Conversão energética - "Um problema básico tanto das dye-cells como das orgânicas é que a eficiência ainda é mais baixa do que as células solares inorgânicas de silício utilizadas atualmente", diz Hümmelgen. Isso porque as condições de produção em laboratório, com processos extremamente controlados, nem sempre são possíveis de ser repetidas na produção em larga escala. Enquanto as células comerciais à base de silício policristalino têm eficiência média de 11%, as dye-cells chegam a 7% ou 8% em laboratório. "Em alguns laboratórios já foram obtidas células certificadas com até 11% de eficiência", relata Neyde. Os cálculos para medição da eficiência energética englobam a totalidade da luz do sol que é convertida em eletricidade. "Esse cálculo leva em conta todo o espectro solar, que vai desde o visível até o infravermelho próximo", explica Neyde. "Existem regiões com eficiência de 80% e outras sem nenhum aproveitamento." 

Os carregadores de celular da empresa inglesa G24, por exemplo, permitem 20 minutos de conversação a cada hora de luz solar. Apesar de parecer pouco, é preciso considerar que essa é uma aplicação portátil, ideal para locais não conectados à rede elétrica. Apesar da menor eficiência, a tecnologia é promissora não só para aplicações em comunidades isoladas como também em áreas urbanas.

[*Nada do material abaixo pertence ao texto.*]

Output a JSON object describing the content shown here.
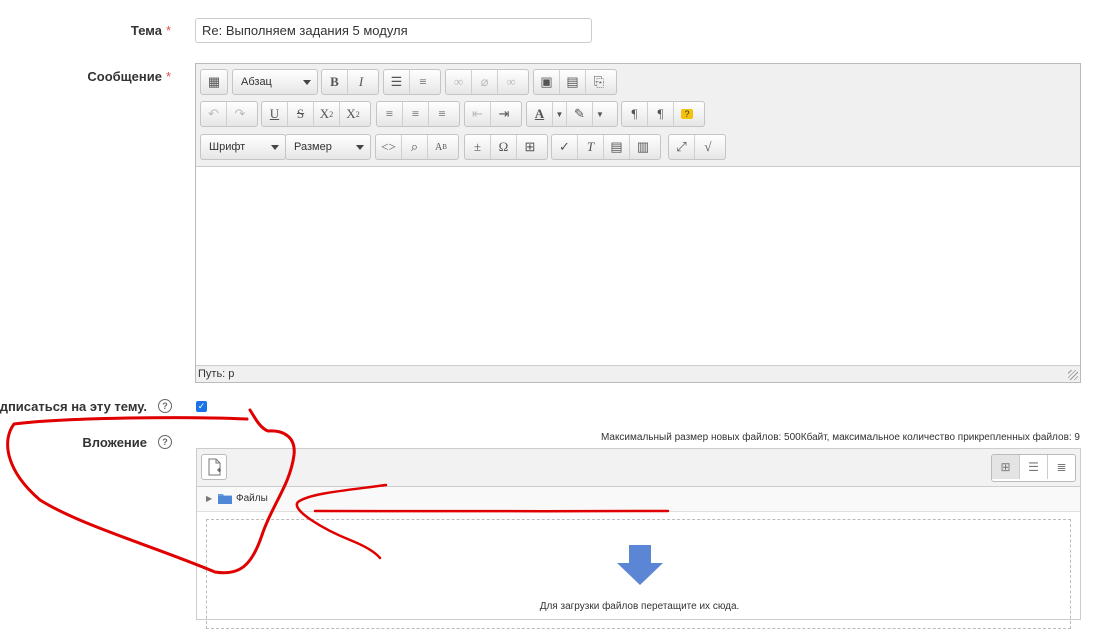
{
  "form": {
    "subject_label": "Тема",
    "subject_value": "Re: Выполняем задания 5 модуля",
    "message_label": "Сообщение",
    "subscribe_label": "Подписаться на эту тему.",
    "attachment_label": "Вложение",
    "required_mark": "*",
    "help_glyph": "?"
  },
  "editor": {
    "format_select": "Абзац",
    "font_select": "Шрифт",
    "size_select": "Размер",
    "status_path": "Путь: p"
  },
  "filepicker": {
    "max_info": "Максимальный размер новых файлов: 500Кбайт, максимальное количество прикрепленных файлов: 9",
    "folder_label": "Файлы",
    "drop_message": "Для загрузки файлов перетащите их сюда."
  },
  "colors": {
    "accent": "#1a73e8",
    "required": "#d9534f",
    "annotation": "#e00000",
    "arrow": "#5b86d6"
  }
}
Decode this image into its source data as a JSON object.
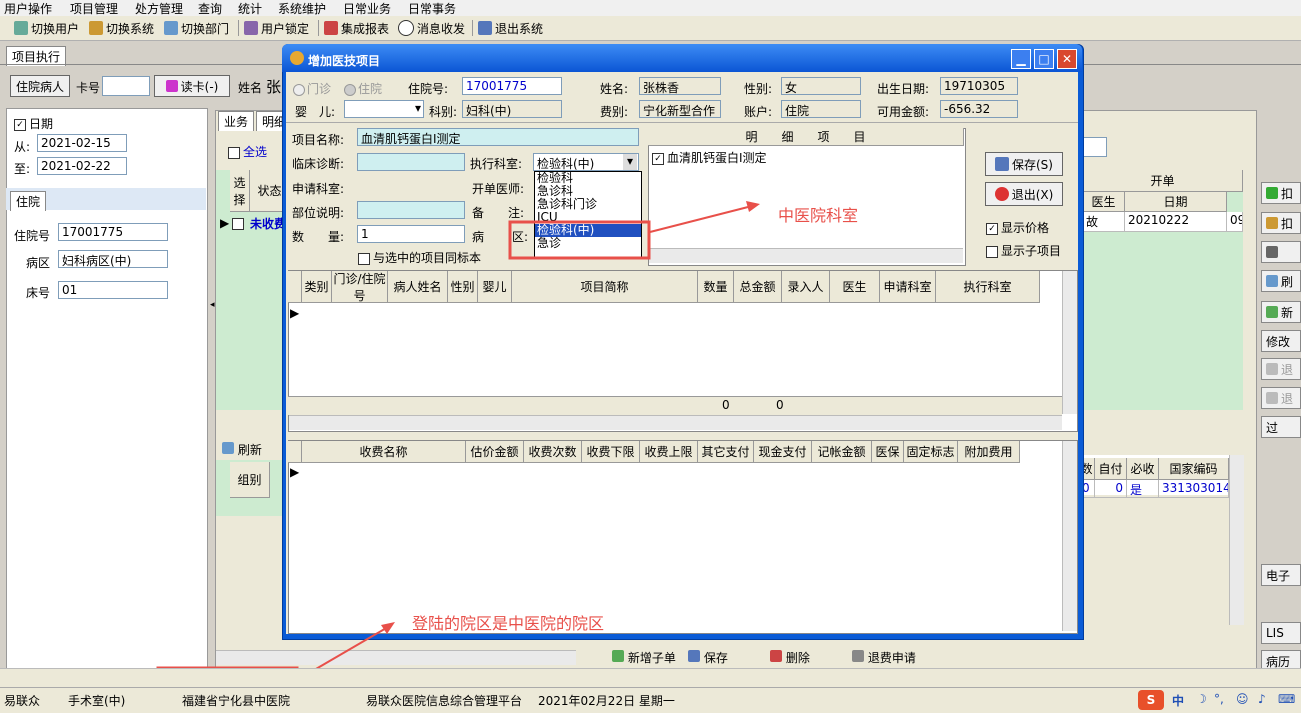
{
  "menu": [
    "用户操作",
    "项目管理",
    "处方管理",
    "查询",
    "统计",
    "系统维护",
    "日常业务",
    "日常事务"
  ],
  "toolbar": [
    "切换用户",
    "切换系统",
    "切换部门",
    "用户锁定",
    "集成报表",
    "消息收发",
    "退出系统"
  ],
  "main": {
    "tab": "项目执行",
    "patient_btn": "住院病人",
    "card_label": "卡号",
    "read_card_btn": "读卡(-)",
    "name_label": "姓名",
    "name_value_partial": "张",
    "date_check_label": "日期",
    "from_label": "从:",
    "from_value": "2021-02-15",
    "to_label": "至:",
    "to_value": "2021-02-22",
    "sub_tab": "住院",
    "hosp_no_label": "住院号",
    "hosp_no_value": "17001775",
    "ward_label": "病区",
    "ward_value": "妇科病区(中)",
    "bed_label": "床号",
    "bed_value": "01",
    "biz_tabs": [
      "业务",
      "明细"
    ],
    "select_all": "全选",
    "grid_cols": [
      "选择",
      "状态"
    ],
    "grid_row_status": "未收费",
    "refresh_btn": "刷新",
    "group_col": "组别",
    "right_grid_header": "开单",
    "right_grid_cols": [
      "医生",
      "日期"
    ],
    "right_grid_row": [
      "故",
      "20210222",
      "09"
    ],
    "lower_right_cols": [
      "数",
      "自付",
      "必收",
      "国家编码"
    ],
    "lower_right_row": [
      "0",
      "0",
      "是",
      "331303014"
    ],
    "bottom_btns": [
      "新增子单",
      "保存",
      "删除",
      "退费申请"
    ],
    "side_btns": [
      "扣",
      "扣",
      "",
      "刷",
      "新",
      "修改",
      "退",
      "退",
      "过",
      "电子",
      "LIS",
      "病历"
    ]
  },
  "dialog": {
    "title": "增加医技项目",
    "radio_outpatient": "门诊",
    "radio_inpatient": "住院",
    "hosp_no_label": "住院号:",
    "hosp_no_value": "17001775",
    "name_label": "姓名:",
    "name_value": "张株香",
    "gender_label": "性别:",
    "gender_value": "女",
    "birth_label": "出生日期:",
    "birth_value": "19710305",
    "baby_label": "婴　儿:",
    "dept_label": "科别:",
    "dept_value": "妇科(中)",
    "fee_label": "费别:",
    "fee_value": "宁化新型合作",
    "account_label": "账户:",
    "account_value": "住院",
    "balance_label": "可用金额:",
    "balance_value": "-656.32",
    "item_name_label": "项目名称:",
    "item_name_value": "血清肌钙蛋白Ⅰ测定",
    "diagnosis_label": "临床诊断:",
    "exec_dept_label": "执行科室:",
    "exec_dept_value": "检验科(中)",
    "apply_dept_label": "申请科室:",
    "doctor_label": "开单医师:",
    "part_label": "部位说明:",
    "note_label": "备　　注:",
    "qty_label": "数　　量:",
    "qty_value": "1",
    "ward_label": "病",
    "ward_label2": "区:",
    "same_specimen_label": "与选中的项目同标本",
    "dropdown_options": [
      "检验科",
      "急诊科",
      "急诊科门诊",
      "ICU",
      "检验科(中)",
      "急诊"
    ],
    "dropdown_selected": "检验科(中)",
    "detail_header": "明　　细　　项　　目",
    "detail_item": "血清肌钙蛋白Ⅰ测定",
    "save_btn": "保存(S)",
    "exit_btn": "退出(X)",
    "show_price": "显示价格",
    "show_sub": "显示子项目",
    "grid1_cols": [
      "类别",
      "门诊/住院号",
      "病人姓名",
      "性别",
      "婴儿",
      "项目简称",
      "数量",
      "总金额",
      "录入人",
      "医生",
      "申请科室",
      "执行科室"
    ],
    "grid1_footer": [
      "0",
      "0"
    ],
    "grid2_cols": [
      "收费名称",
      "估价金额",
      "收费次数",
      "收费下限",
      "收费上限",
      "其它支付",
      "现金支付",
      "记帐金额",
      "医保",
      "固定标志",
      "附加费用"
    ]
  },
  "annotations": {
    "right_note": "中医院科室",
    "bottom_note": "登陆的院区是中医院的院区",
    "color": "#e8504a"
  },
  "status": [
    "易联众",
    "手术室(中)",
    "福建省宁化县中医院",
    "易联众医院信息综合管理平台",
    "2021年02月22日 星期一"
  ],
  "tray": [
    "中"
  ]
}
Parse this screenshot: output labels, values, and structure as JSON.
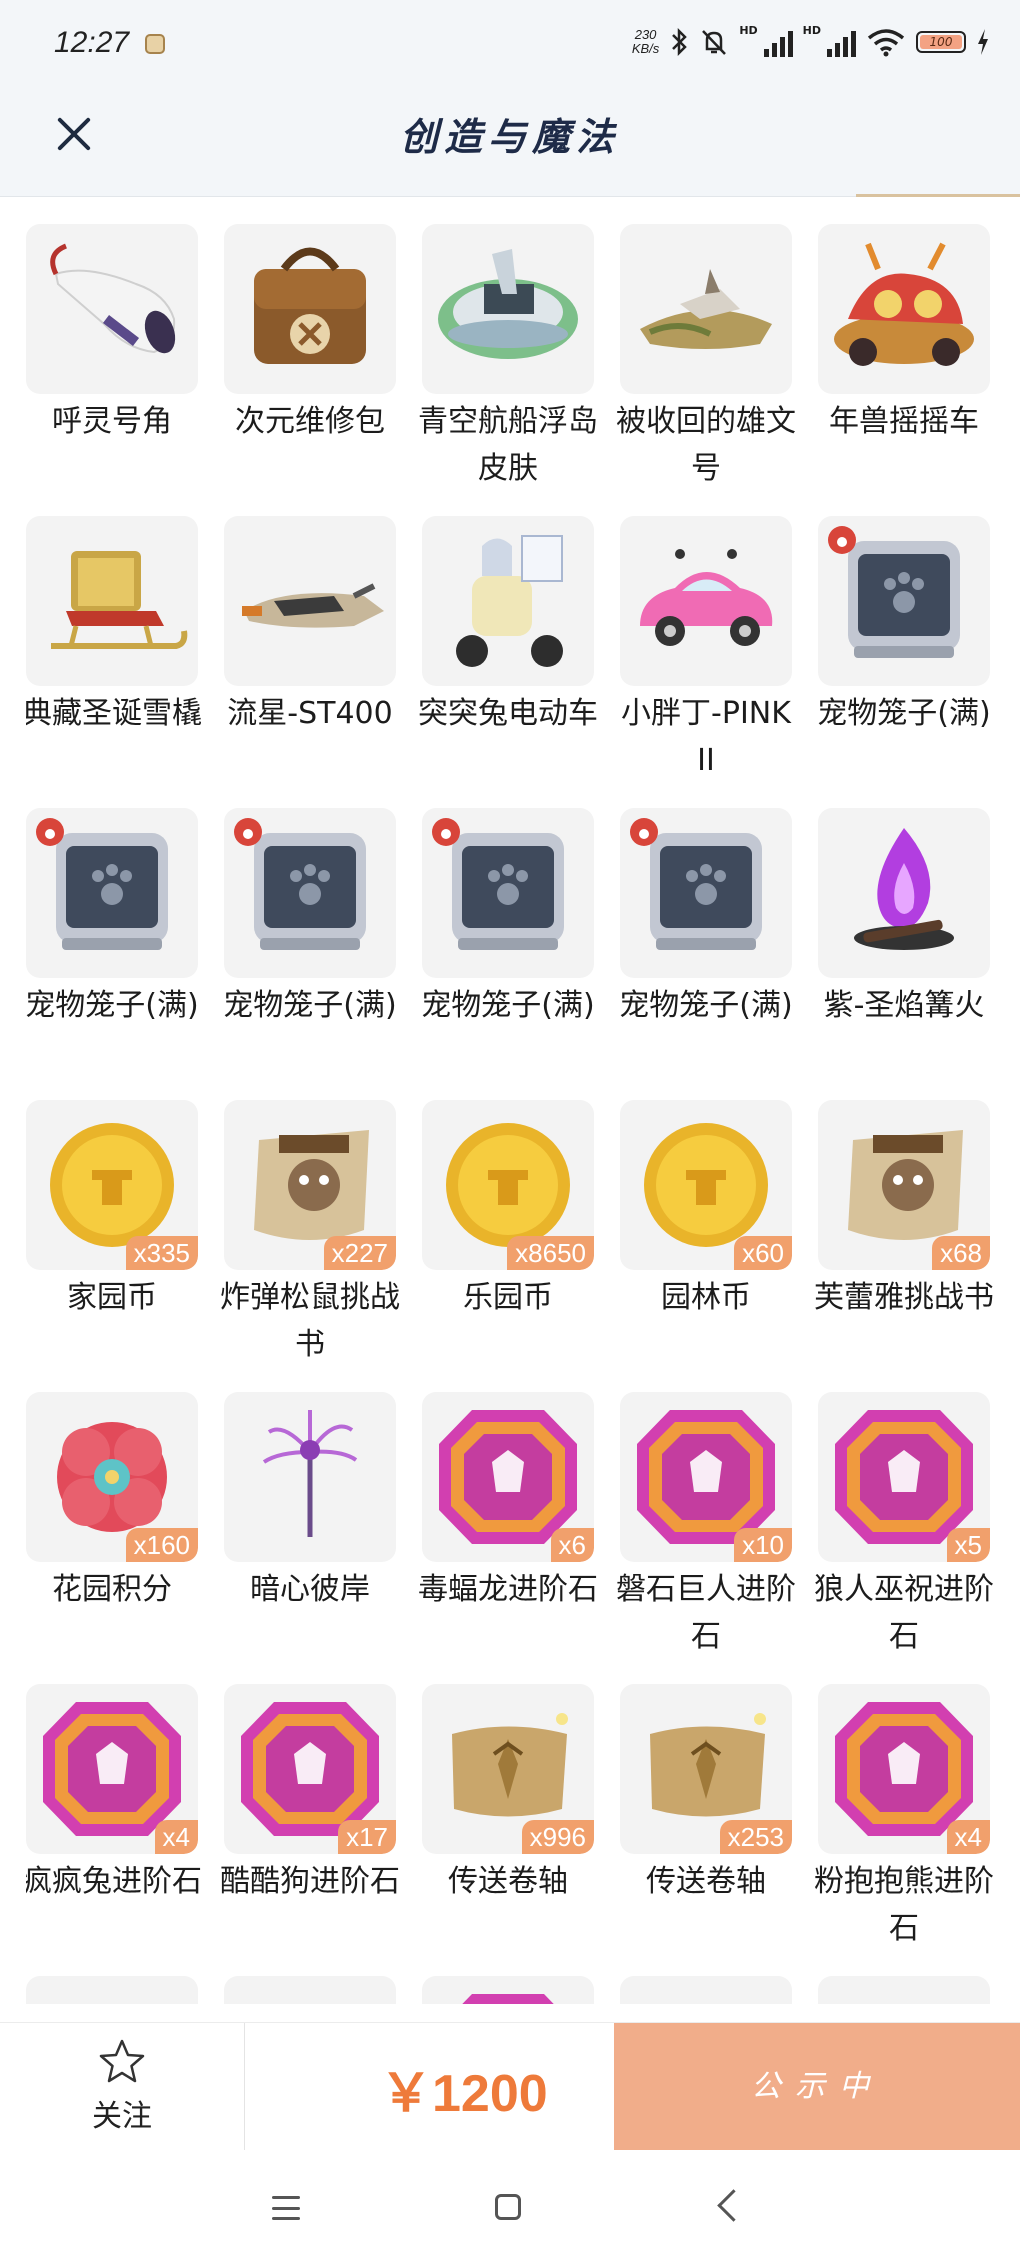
{
  "status_bar": {
    "time": "12:27",
    "net_speed_top": "230",
    "net_speed_bottom": "KB/s",
    "hd1": "HD",
    "hd2": "HD",
    "battery": "100"
  },
  "header": {
    "title": "创造与魔法"
  },
  "items": [
    {
      "name": "呼灵号角",
      "qty": "",
      "icon": "horn"
    },
    {
      "name": "次元维修包",
      "qty": "",
      "icon": "repair-bag"
    },
    {
      "name": "青空航船浮岛皮肤",
      "qty": "",
      "icon": "floating-island"
    },
    {
      "name": "被收回的雄文号",
      "qty": "",
      "icon": "ship-wreck"
    },
    {
      "name": "年兽摇摇车",
      "qty": "",
      "icon": "beast-cart"
    },
    {
      "name": "典藏圣诞雪橇",
      "qty": "",
      "icon": "sleigh"
    },
    {
      "name": "流星-ST400",
      "qty": "",
      "icon": "jet-bike"
    },
    {
      "name": "突突兔电动车",
      "qty": "",
      "icon": "scooter"
    },
    {
      "name": "小胖丁-PINK II",
      "qty": "",
      "icon": "pink-car"
    },
    {
      "name": "宠物笼子(满)",
      "qty": "",
      "icon": "pet-cage"
    },
    {
      "name": "宠物笼子(满)",
      "qty": "",
      "icon": "pet-cage"
    },
    {
      "name": "宠物笼子(满)",
      "qty": "",
      "icon": "pet-cage"
    },
    {
      "name": "宠物笼子(满)",
      "qty": "",
      "icon": "pet-cage"
    },
    {
      "name": "宠物笼子(满)",
      "qty": "",
      "icon": "pet-cage"
    },
    {
      "name": "紫-圣焰篝火",
      "qty": "",
      "icon": "purple-bonfire"
    },
    {
      "name": "家园币",
      "qty": "x335",
      "icon": "gold-coin"
    },
    {
      "name": "炸弹松鼠挑战书",
      "qty": "x227",
      "icon": "wanted-scroll"
    },
    {
      "name": "乐园币",
      "qty": "x8650",
      "icon": "gold-coin"
    },
    {
      "name": "园林币",
      "qty": "x60",
      "icon": "gold-coin"
    },
    {
      "name": "芙蕾雅挑战书",
      "qty": "x68",
      "icon": "wanted-scroll"
    },
    {
      "name": "花园积分",
      "qty": "x160",
      "icon": "flower-token"
    },
    {
      "name": "暗心彼岸",
      "qty": "",
      "icon": "spider-lily"
    },
    {
      "name": "毒蝠龙进阶石",
      "qty": "x6",
      "icon": "evolve-gem"
    },
    {
      "name": "磐石巨人进阶石",
      "qty": "x10",
      "icon": "evolve-gem"
    },
    {
      "name": "狼人巫祝进阶石",
      "qty": "x5",
      "icon": "evolve-gem"
    },
    {
      "name": "疯疯兔进阶石",
      "qty": "x4",
      "icon": "evolve-gem"
    },
    {
      "name": "酷酷狗进阶石",
      "qty": "x17",
      "icon": "evolve-gem"
    },
    {
      "name": "传送卷轴",
      "qty": "x996",
      "icon": "teleport-scroll"
    },
    {
      "name": "传送卷轴",
      "qty": "x253",
      "icon": "teleport-scroll"
    },
    {
      "name": "粉抱抱熊进阶石",
      "qty": "x4",
      "icon": "evolve-gem"
    },
    {
      "name": "",
      "qty": "",
      "icon": "plant"
    },
    {
      "name": "",
      "qty": "",
      "icon": "plant"
    },
    {
      "name": "",
      "qty": "",
      "icon": "evolve-gem"
    },
    {
      "name": "",
      "qty": "",
      "icon": "blank"
    },
    {
      "name": "",
      "qty": "",
      "icon": "crystal"
    }
  ],
  "bottom_bar": {
    "follow_label": "关注",
    "price": "￥1200",
    "status_label": "公示中"
  },
  "colors": {
    "accent": "#ee7a3a",
    "qty_badge": "#f1a06c",
    "status_button": "#f1ad8a",
    "header_bg": "#f3f6f9",
    "title": "#1e2b48"
  }
}
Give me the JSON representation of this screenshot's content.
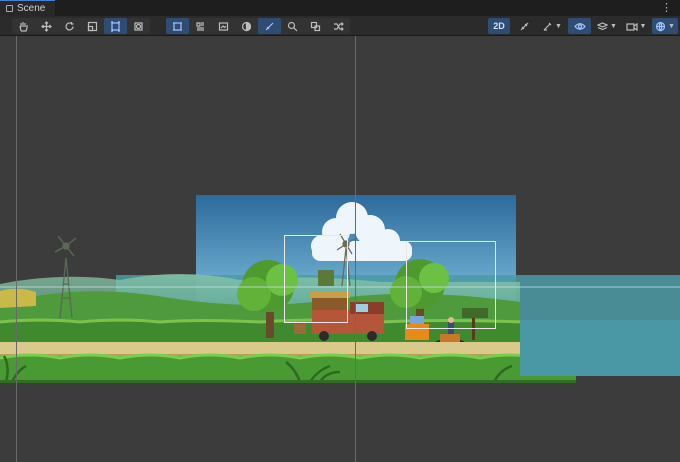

A previsão de custo em escala industrial é cerca de 50% menor do que o de uma célula de silício. "Como a presença de pequenas impurezas no semicondutor não constitui problema para o funcionamento das dye-cells, são dispensados procedimentos complicados necessários para a fabricação das células de silício, como o uso de sala limpa e de roupas especiais", diz Neyde. O custo projetado para as células solares orgânicas e dye-cells é de US$ 0,40 por watt, ante US$ 3,00 por watt de tecnologias à base de silício.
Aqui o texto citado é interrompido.